Is there any other thing I could change in my code to make it more optimized, while making it also print the last modified date? I'm ok with making it platform dependent, too.
I'm operating on an SSD, and only looking for 1 filename every execution
Here is an implementation using fts_
as suggested by @EricPostpischil. It assumes user supplied a directory, if you want to verify that do the first fts_read()
before the loop and check fts_info
. It also assumes that the filename is a basename (doesn't contain any slashes). You could check that, too.

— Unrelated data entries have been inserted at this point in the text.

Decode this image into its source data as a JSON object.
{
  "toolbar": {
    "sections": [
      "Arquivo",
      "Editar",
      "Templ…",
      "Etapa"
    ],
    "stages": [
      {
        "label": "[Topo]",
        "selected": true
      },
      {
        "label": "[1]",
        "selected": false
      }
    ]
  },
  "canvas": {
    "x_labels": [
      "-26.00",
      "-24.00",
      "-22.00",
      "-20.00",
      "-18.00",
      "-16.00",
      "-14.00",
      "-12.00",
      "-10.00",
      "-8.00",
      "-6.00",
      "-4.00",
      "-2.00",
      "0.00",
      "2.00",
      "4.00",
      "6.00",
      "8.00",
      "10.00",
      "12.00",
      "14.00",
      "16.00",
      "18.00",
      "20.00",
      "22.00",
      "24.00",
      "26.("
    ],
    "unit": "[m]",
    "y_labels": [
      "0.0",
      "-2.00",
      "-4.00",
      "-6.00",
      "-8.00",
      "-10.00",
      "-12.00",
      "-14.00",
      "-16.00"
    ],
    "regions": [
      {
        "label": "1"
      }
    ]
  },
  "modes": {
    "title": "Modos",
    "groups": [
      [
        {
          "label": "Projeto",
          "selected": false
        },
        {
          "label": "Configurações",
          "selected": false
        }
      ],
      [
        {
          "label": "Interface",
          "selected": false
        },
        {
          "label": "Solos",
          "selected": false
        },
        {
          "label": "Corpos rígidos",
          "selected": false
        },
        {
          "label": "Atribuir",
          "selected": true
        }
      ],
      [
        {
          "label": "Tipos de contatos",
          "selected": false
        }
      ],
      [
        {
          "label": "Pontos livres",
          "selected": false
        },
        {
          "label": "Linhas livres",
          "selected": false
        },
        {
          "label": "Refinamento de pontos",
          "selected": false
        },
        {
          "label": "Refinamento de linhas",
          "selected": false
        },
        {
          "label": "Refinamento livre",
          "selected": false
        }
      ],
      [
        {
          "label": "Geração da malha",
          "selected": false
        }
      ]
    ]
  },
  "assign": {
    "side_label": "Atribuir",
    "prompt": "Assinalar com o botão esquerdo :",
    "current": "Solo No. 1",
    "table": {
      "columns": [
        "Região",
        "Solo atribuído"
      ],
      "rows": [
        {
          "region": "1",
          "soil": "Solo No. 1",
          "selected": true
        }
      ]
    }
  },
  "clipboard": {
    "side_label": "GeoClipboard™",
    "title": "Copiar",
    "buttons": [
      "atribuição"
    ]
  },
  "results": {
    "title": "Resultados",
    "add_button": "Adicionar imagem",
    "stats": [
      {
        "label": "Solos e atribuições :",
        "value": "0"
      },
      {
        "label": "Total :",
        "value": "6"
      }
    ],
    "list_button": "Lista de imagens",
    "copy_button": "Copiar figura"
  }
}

Look over the options to fts_open()
to ensure this is the behavior you want.
It's only checking that the filename matches a regular file; find -name
will also match against directory names. It's easy to address that just before the for
-loop.
#include <fts.h>
#include <errno.h>
#include <stdio.h>
#include <stdlib.h>
#include <string.h>
#include <sys/stat.h>
#include <sys/types.h>
int myfind(char *const path, const char *filename) {
FTS *ftsp = fts_open(
(char *const []) { path, NULL},
FTS_LOGICAL | FTS_NOCHDIR | FTS_NOSTAT,
NULL
);
if(!ftsp) {
perror("");
goto err;
}
for(FTSENT *ftsent = fts_read(ftsp); ftsent; ftsent = fts_read(ftsp)) {
if(ftsent->fts_info & FTS_D)
for(ftsent = fts_children(ftsp, FTS_NAMEONLY); ftsent; ftsent = ftsent->fts_link)

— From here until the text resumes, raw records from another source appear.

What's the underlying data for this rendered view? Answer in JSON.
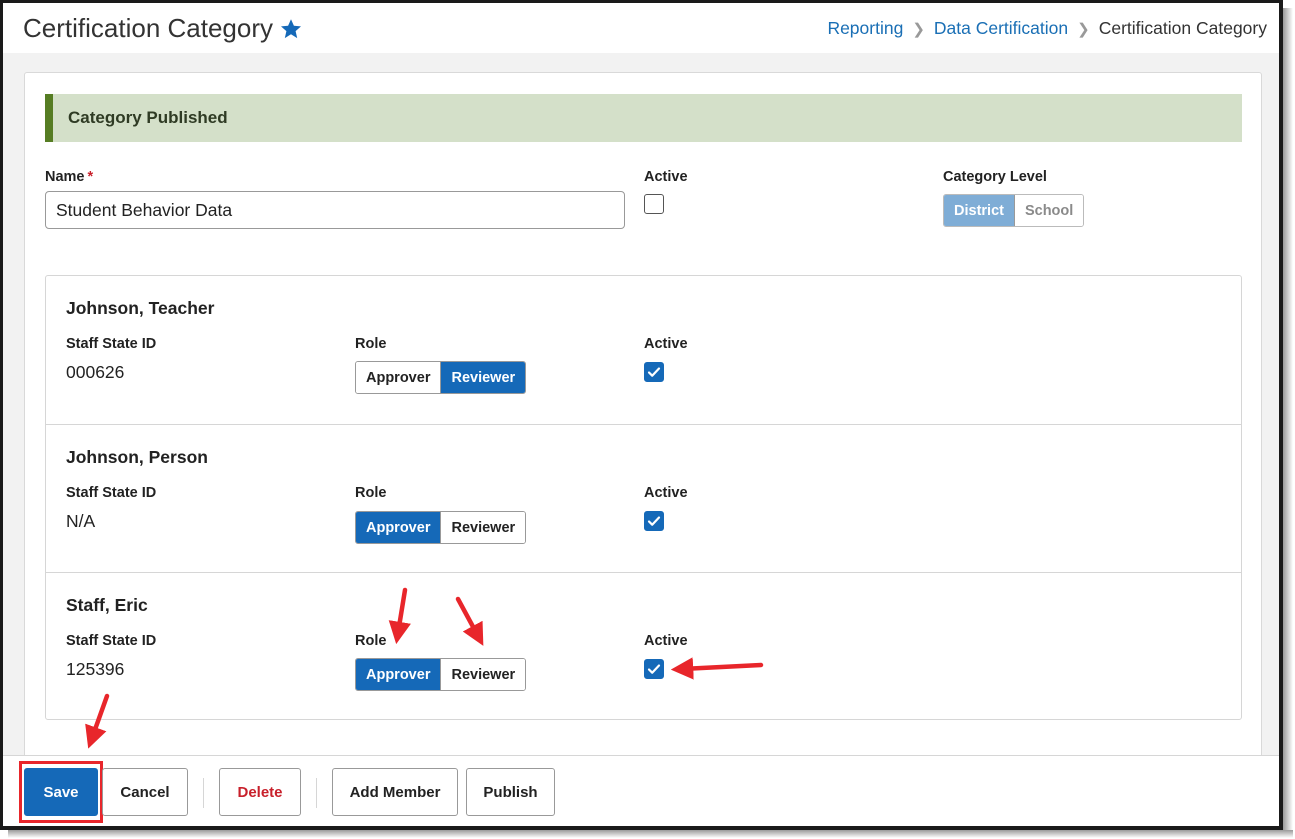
{
  "page": {
    "title": "Certification Category",
    "breadcrumb": [
      "Reporting",
      "Data Certification",
      "Certification Category"
    ]
  },
  "banner": {
    "text": "Category Published"
  },
  "form": {
    "name_label": "Name",
    "required_mark": "*",
    "name_value": "Student Behavior Data",
    "active_label": "Active",
    "active_checked": false,
    "category_level_label": "Category Level",
    "category_level_options": [
      "District",
      "School"
    ],
    "category_level_selected": "District"
  },
  "members_labels": {
    "staff_state_id": "Staff State ID",
    "role": "Role",
    "active": "Active",
    "role_options": [
      "Approver",
      "Reviewer"
    ]
  },
  "members": [
    {
      "name": "Johnson, Teacher",
      "staff_state_id": "000626",
      "role": "Reviewer",
      "active": true
    },
    {
      "name": "Johnson, Person",
      "staff_state_id": "N/A",
      "role": "Approver",
      "active": true
    },
    {
      "name": "Staff, Eric",
      "staff_state_id": "125396",
      "role": "Approver",
      "active": true
    }
  ],
  "footer": {
    "save": "Save",
    "cancel": "Cancel",
    "delete": "Delete",
    "add_member": "Add Member",
    "publish": "Publish"
  },
  "colors": {
    "primary": "#1569b8",
    "banner_bg": "#d4e0c9",
    "banner_accent": "#567d23",
    "annotation": "#e8262b",
    "danger": "#c8202b"
  }
}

if(!strcmp(filename, ftsent->fts_name))
printf("%s%s\n", ftsent->fts_path, ftsent->fts_name);
}
if(errno) {
perror("");
goto err;
}
fts_close(ftsp);
return EXIT_SUCCESS;
err:
if(ftsp)
fts_close(ftsp);
return EXIT_FAILURE;
}
int main(int argc, char *argv[]){
if(argc != 3) {
printf("usage: path filename\n");
return 0;
}
return myfind(argv[1], argv[2]);
}
and here are some example runs (with a warm file cache to be comparable):
$ time find . -name non-existing_file
real 0m5.296s
user 0m0.865s
$ time ./myfind . non-existing_file
real 0m4.259s
user 0m0.942s
$ time find . -name AnsiballZ_file.py
./.ansible/tmp/ansible-tmp-1670391304.3514712-709042-260172808017632/AnsiballZ_file.py
./.ansible/tmp/ansible-tmp-1658890524.6326995-109370-280029288970992/AnsiballZ_file.py
./.ansible/tmp/ansible-tmp-1567991519.7013745-230514371888007/AnsiballZ_file.py
./.ansible/tmp/ansible-tmp-1658888271.8413315-108112-177019459387621/AnsiballZ_file.py
real 0m5.445s
user 0m0.847s
sys 0m0.961s
$ time ./myfind . AnsiballZ_file.py
./.ansible/tmp/ansible-tmp-1670391304.3514712-709042-260172808017632/AnsiballZ_file.py
./.ansible/tmp/ansible-tmp-1658890524.6326995-109370-280029288970992/AnsiballZ_file.py
./.ansible/tmp/ansible-tmp-1567991519.7013745-230514371888007/AnsiballZ_file.py
./.ansible/tmp/ansible-tmp-1658888271.8413315-108112-177019459387621/AnsiballZ_file.py
real 0m7.481s
user 0m0.882s
sys 0m2.713s
I see ~3.9 to ~7.6 real time runs on my system so should be comparable to find.